Thursday, October 01, 2009

Misplaced Spending: Community Platforms

Back in the 1980s, the now notorious Fás came up with an ingenious idea, based on similar programmes based in Thatcher's UK from around 1982. Instead of simply paying people on the dole, and at the same time paying for essential community services such as street cleaners etc, why not shove some of the then ever-lengthening dole queues into roles previously carried out by full time, permanent, and in those days, reasonably rewarded workers. Community schemes, as they were called, was the politically expedient way to try to stem the political impact of both sky-rocketing welfare stats and vanishing public services.

In Ireland they called it the CES scheme, and some were not bad. "I've a job scare," said a friend of my Mum's, recently laid off, who was appointed a supervisor on one of these schemes. I cannot remember exactly what it was, but those who were hired were considered to be "trainees" as most were effectively unemployable. Back then, there was still a very large contingent of the population who had no 3rd level or vocational training, and often, lacked even the requisite Leaving Cert that would get them a job.

Community organisations of the time, rightly rose up in protest at this cheap shot - essentially this forced unemployed people to work for low wages, in generally low to unskilled roles (only a small percentage ever had genuinely good, high skilled training - admittedly, there were some really good projects that went on to get proper funding from other state bodies, but many really just filled the gap left between declined public services due to cutbacks and people hanging about with nothing to do). A lot of the opposition disappeared over the years as welfare entitlements were improved - for example, SWA allowances, trainee payments etc. They often still fell slightly short of what originally most of these jobs would have paid, and the skills obtained in many cases were still limited. Finally, one of the later changes to these schemes was the qualifying periods on welfare required, and the length of time people could stay on them. Gradually, opposition to this kind of "workfare" scheme disappeared as it became apparently that it was often a good way to enable those who had made welfare dependency a lifestyle choice to keep their hand in the begging bowl for a few years longer.

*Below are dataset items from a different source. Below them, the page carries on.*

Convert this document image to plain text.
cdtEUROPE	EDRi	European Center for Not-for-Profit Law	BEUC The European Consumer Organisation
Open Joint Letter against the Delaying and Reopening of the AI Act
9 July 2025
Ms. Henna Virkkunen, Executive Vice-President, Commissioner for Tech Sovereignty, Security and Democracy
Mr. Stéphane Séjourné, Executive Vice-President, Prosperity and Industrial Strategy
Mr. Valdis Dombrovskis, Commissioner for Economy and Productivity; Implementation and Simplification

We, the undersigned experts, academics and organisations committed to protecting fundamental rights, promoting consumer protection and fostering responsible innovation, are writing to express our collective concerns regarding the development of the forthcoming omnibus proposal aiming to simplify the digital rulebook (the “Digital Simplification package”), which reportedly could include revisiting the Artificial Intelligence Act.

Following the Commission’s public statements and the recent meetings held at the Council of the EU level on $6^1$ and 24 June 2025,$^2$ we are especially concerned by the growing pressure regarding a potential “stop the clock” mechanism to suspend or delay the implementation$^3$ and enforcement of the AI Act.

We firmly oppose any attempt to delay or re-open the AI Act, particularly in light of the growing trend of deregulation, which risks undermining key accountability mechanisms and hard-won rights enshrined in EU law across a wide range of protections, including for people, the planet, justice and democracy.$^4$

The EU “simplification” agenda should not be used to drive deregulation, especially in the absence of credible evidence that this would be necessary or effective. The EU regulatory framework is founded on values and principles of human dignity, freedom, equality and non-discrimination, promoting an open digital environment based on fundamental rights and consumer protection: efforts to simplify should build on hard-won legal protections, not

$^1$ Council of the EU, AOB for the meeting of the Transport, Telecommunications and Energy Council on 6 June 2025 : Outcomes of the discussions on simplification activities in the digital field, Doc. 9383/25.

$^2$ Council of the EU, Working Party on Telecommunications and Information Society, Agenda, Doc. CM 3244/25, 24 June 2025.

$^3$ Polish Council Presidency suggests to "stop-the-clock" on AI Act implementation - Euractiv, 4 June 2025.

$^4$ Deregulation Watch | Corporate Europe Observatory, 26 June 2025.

It is a terrible indictment today that the so-called "Community Platform" movement fights so hard to retain what was brought in as a fudge to job cuts, services cuts and unemployment rises. We live in an age where essential services like childcare are often dumped into this sector, and instead of shouting loud to stop the downgrading of these kinds of services, unions and communities are fighting for their retention. What we need to put an end to is the dumping of essential services into downgraded substitute sectors and the development of genuine, proper community services. In addition, we need proper, accredited and professional training services that are not just another way to keep your rent allowance or stay on welfare for a few more years.